La maladie est une mauvaise réponse mais elle permet de contenir le mal être psychique et de garder une forme de cohérence dans des rituels et des pensées « magiques ». Boris Cyrulnik affirme qu’un passage masochique (de maltraitance envers soi-même) est déjà un début de résilience pour nous permettre de nous dire à nous-mêmes : « si j’endure cela, c’est que je suis capable de faire face ». Le risque est malheureusement, dans la tentative de résilience à travers un trouble du comportement alimentaire, que la pathologie prenne une telle ampleur qu’elle complique la résilience.

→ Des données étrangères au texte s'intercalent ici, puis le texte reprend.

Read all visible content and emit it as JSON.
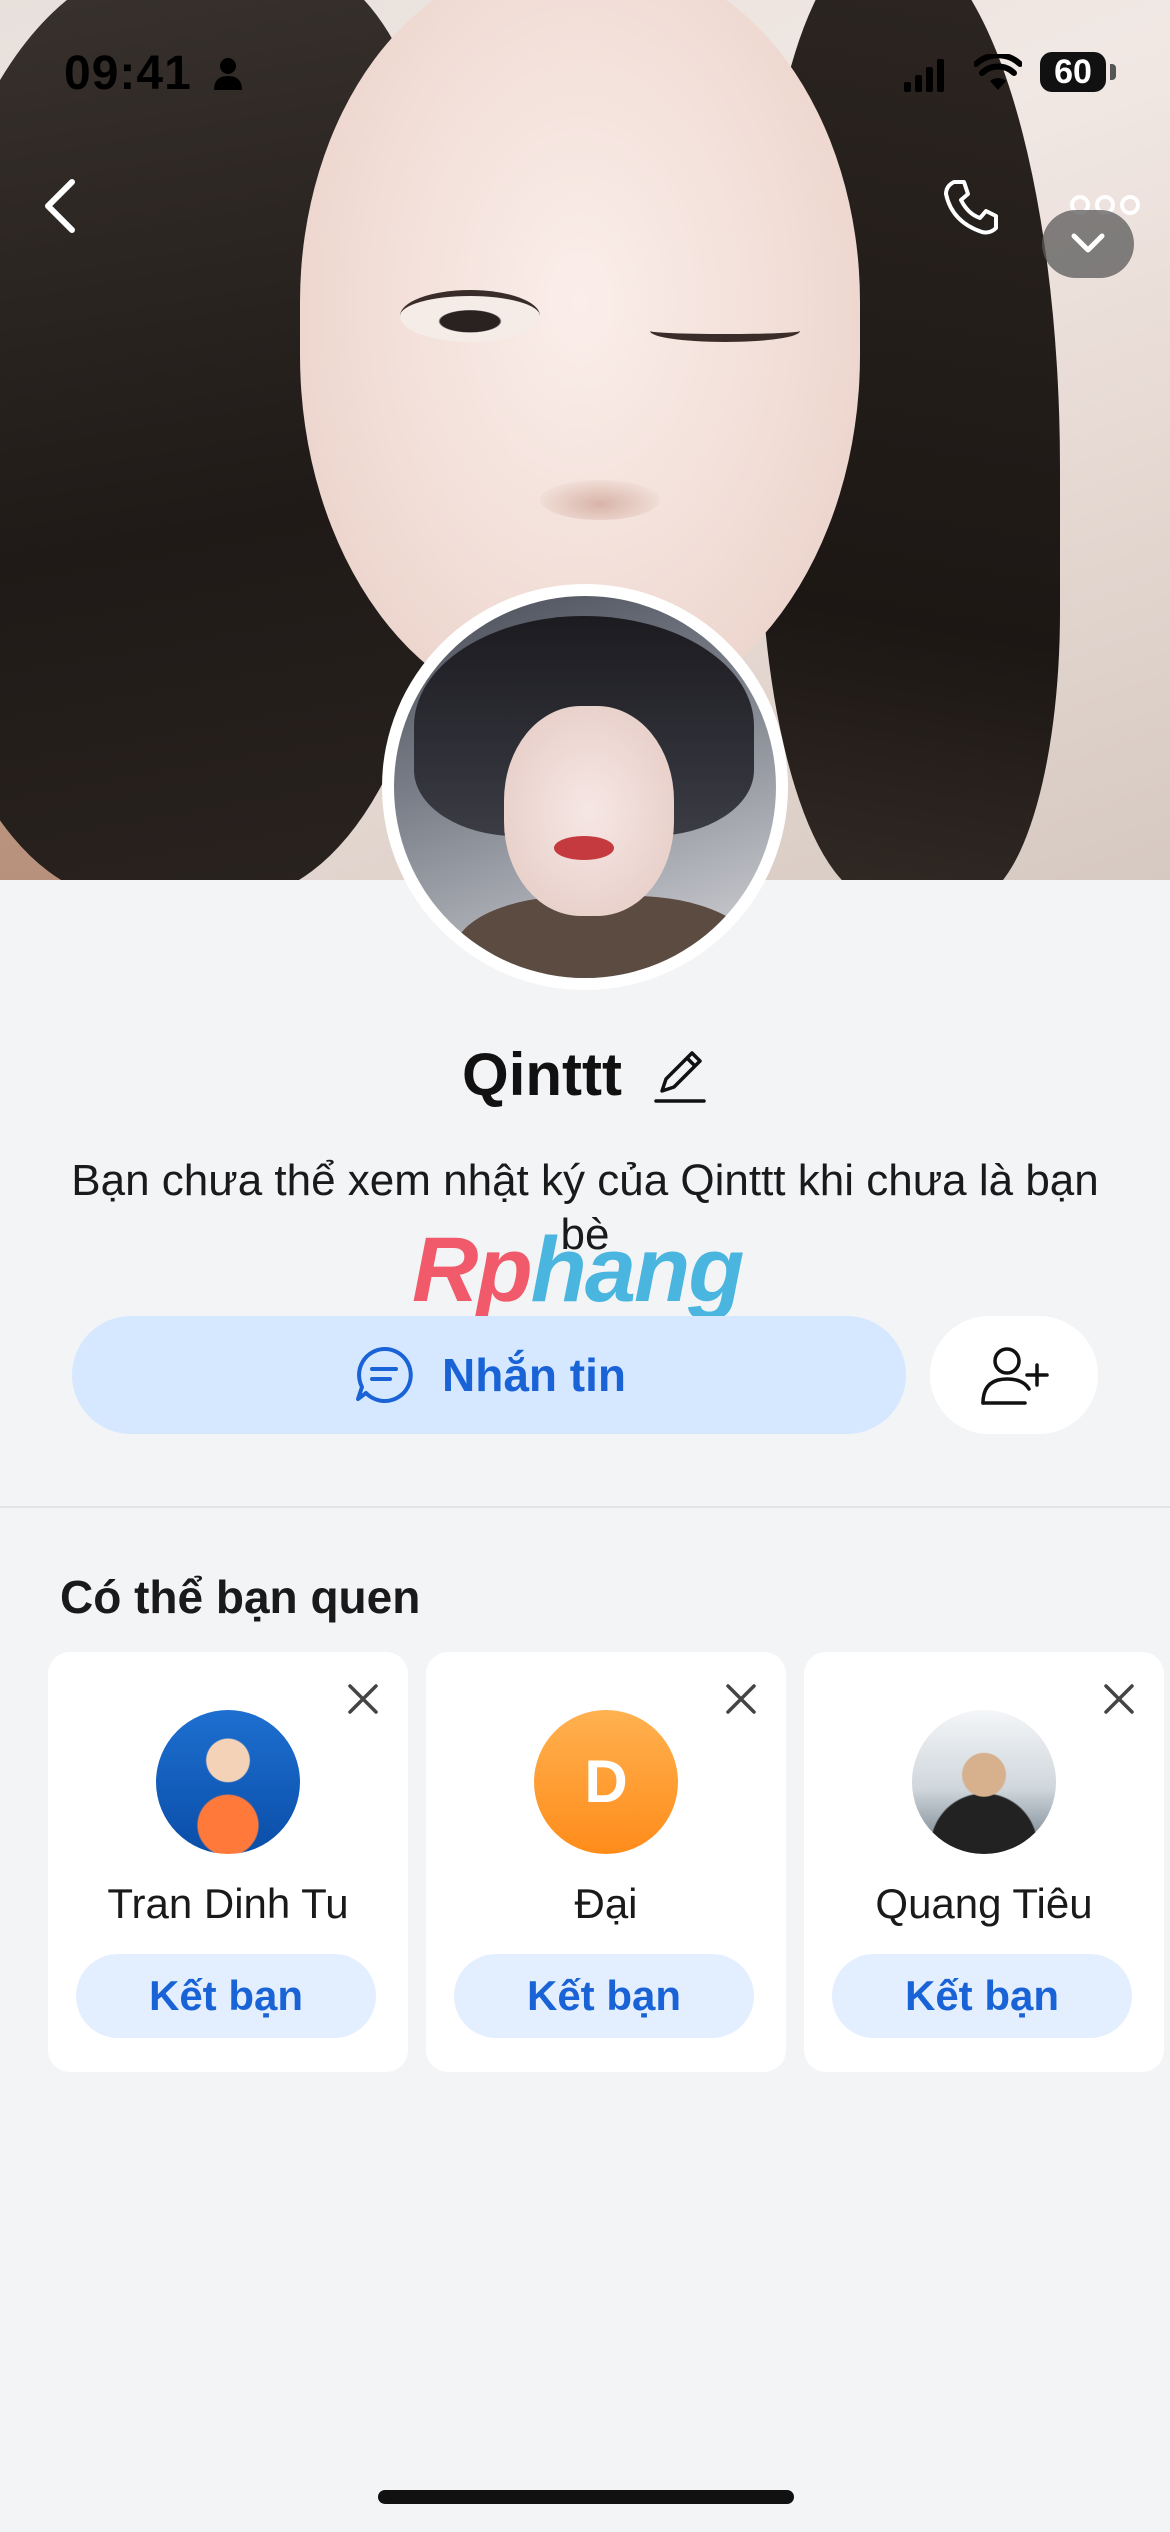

L’absence de compréhension devant la maladie, l’isolement social, les hésitations du milieu médical devant cette pathologie constituent en eux-mêmes des éléments parfois traumato-gènes. Certaines personnes sont parfois enfermées, traitées de capricieuses, accusées d’être responsables de la rupture du couple, de l’effondrement de la famille ; être ainsi traitées les « traumatisent » encore un peu plus. Certaines sont accusées de rendre leur mère malheureuse, de faire mourir leur père mal-portant… torture morale ajoutée au traumatisme physiologique que constitue la maladie (la dénutrition extrême, les vomissements qui déchaussent les dents, font saigner le tube digestif, le surpoids qui rend la vie insupportable…).

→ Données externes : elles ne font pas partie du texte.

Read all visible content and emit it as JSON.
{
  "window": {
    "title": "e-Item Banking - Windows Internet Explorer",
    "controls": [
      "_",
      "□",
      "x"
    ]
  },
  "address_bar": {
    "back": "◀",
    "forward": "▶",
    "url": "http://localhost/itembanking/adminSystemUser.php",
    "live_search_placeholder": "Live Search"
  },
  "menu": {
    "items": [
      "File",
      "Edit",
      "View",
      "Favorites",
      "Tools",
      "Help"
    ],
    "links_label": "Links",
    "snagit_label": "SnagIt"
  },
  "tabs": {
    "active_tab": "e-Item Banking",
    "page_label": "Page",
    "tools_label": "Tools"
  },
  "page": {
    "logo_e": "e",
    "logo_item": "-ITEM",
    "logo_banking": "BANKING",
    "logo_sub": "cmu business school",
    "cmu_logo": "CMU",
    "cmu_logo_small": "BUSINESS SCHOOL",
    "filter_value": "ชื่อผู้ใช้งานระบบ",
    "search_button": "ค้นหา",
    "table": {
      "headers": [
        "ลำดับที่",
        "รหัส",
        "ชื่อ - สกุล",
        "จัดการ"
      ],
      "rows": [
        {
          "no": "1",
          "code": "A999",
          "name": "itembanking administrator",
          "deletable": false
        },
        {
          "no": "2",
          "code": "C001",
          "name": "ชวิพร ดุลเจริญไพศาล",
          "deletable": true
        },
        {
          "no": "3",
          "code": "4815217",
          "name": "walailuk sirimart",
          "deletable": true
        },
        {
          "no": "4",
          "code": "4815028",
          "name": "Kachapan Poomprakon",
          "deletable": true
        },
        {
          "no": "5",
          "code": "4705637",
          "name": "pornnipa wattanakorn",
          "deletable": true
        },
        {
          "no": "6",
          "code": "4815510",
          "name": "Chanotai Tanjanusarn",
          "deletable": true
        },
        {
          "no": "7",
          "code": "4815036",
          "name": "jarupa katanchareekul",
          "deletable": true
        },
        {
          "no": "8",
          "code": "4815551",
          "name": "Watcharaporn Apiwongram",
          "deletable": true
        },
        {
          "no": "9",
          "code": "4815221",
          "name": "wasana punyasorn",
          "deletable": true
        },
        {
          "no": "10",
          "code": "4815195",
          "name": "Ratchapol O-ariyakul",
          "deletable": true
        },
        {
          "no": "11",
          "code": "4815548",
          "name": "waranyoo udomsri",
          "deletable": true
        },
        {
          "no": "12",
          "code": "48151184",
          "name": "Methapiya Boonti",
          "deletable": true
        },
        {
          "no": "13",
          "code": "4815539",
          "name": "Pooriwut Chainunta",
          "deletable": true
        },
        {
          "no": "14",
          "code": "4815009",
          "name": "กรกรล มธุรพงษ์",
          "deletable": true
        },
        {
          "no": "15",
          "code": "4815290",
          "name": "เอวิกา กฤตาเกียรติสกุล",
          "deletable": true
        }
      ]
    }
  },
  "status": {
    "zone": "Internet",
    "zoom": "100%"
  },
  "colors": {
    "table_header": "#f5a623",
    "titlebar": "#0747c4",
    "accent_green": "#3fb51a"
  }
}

La résilience passe donc par un vrai soutien du malade et une thérapie pour mieux comprendre à quelle question, à quel traumatisme, à quels non-dits a répondu la maladie, même si elle fut une mauvaise réponse…une fausse solution qui a encore dégradé la physiologie et éloigné temporairement le patient de sa résilience. Pouvoir regarder le trouble du comportement alimentaire comme une tentative de mieux guérir d’une souffrance psychologique, c’est mieux percevoir que celui-ci n’est pas réductible à une pulsion mortifère mais parfois à une réelle tentative de réparation et de vie.

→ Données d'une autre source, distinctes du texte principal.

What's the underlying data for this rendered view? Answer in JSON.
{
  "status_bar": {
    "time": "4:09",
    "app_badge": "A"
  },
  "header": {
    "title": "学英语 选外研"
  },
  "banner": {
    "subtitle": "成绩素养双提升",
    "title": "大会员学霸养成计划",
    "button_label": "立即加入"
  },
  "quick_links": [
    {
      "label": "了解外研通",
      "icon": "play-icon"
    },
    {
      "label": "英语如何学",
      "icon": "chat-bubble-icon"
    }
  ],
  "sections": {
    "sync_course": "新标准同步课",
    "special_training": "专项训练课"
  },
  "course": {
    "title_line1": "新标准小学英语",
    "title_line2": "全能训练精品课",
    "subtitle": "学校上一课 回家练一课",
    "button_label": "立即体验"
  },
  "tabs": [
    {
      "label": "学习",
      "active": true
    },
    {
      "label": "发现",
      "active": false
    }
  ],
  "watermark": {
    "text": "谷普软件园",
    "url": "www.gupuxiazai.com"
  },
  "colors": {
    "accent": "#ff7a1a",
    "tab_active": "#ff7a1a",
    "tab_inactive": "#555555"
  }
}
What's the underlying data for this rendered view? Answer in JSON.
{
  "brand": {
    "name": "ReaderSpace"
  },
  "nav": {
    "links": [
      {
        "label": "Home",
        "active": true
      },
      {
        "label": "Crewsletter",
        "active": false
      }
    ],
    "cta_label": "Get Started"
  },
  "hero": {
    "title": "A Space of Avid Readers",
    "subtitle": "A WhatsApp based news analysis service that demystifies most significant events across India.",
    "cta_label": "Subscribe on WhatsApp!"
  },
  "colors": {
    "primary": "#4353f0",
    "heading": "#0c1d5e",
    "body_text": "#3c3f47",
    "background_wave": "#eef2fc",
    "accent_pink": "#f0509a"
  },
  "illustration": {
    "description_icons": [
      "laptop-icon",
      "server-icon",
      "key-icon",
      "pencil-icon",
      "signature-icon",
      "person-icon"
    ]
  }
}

Pouvoir être toujours en vie en pesant 26 kg à 30 ou 40 ans, avec pour certaines personnes plus de 20 ans d’anorexie, et venir encore une fois vers un thérapeute alors qu’on est las d’y croire…comment appelez-vous cela, si ce n’est une extrême pulsion de vie ? Certains l’appelleront peut-être instinct de survie ? Un élan de résilience qui attend que l’autre, en face, nous dise : crois-y encore, tu as ta place parmi le monde et ose me dire ce qui doit être dit. Alors, rappelons-nous cet important facteur de résilience nommé « soutien psychosocial » . Ce sont tous ces autres humains qui croisent les yeux des patients atteints d'un trouble du comportement alimentaire, sous réserve qu’ils soient bienveillants et voient la personne au-delà de sa part malade.

3. Extrait de « Autobiographie d’un épouvantail » de Boris Cyrulnik

« La souffrance est sans doute la même chez tout être humain traumatisé, mais l’expression de son tourment, le remaniement émotionnel de ce qui l’a fracassé, dépend des tuteurs de résilience que la culture dispose autour du blessé. L’invitation a la parole ou la contrainte au silence, le soutien affectif ou le mépris, l’aide sociale ou l’abandon chargent une même blessure d’une signification différente selon la manière dont les cultures structurent leur récit, faisant ainsi passer un même événement du statut de la honte à la fierté, de l’ombre à la lumière ».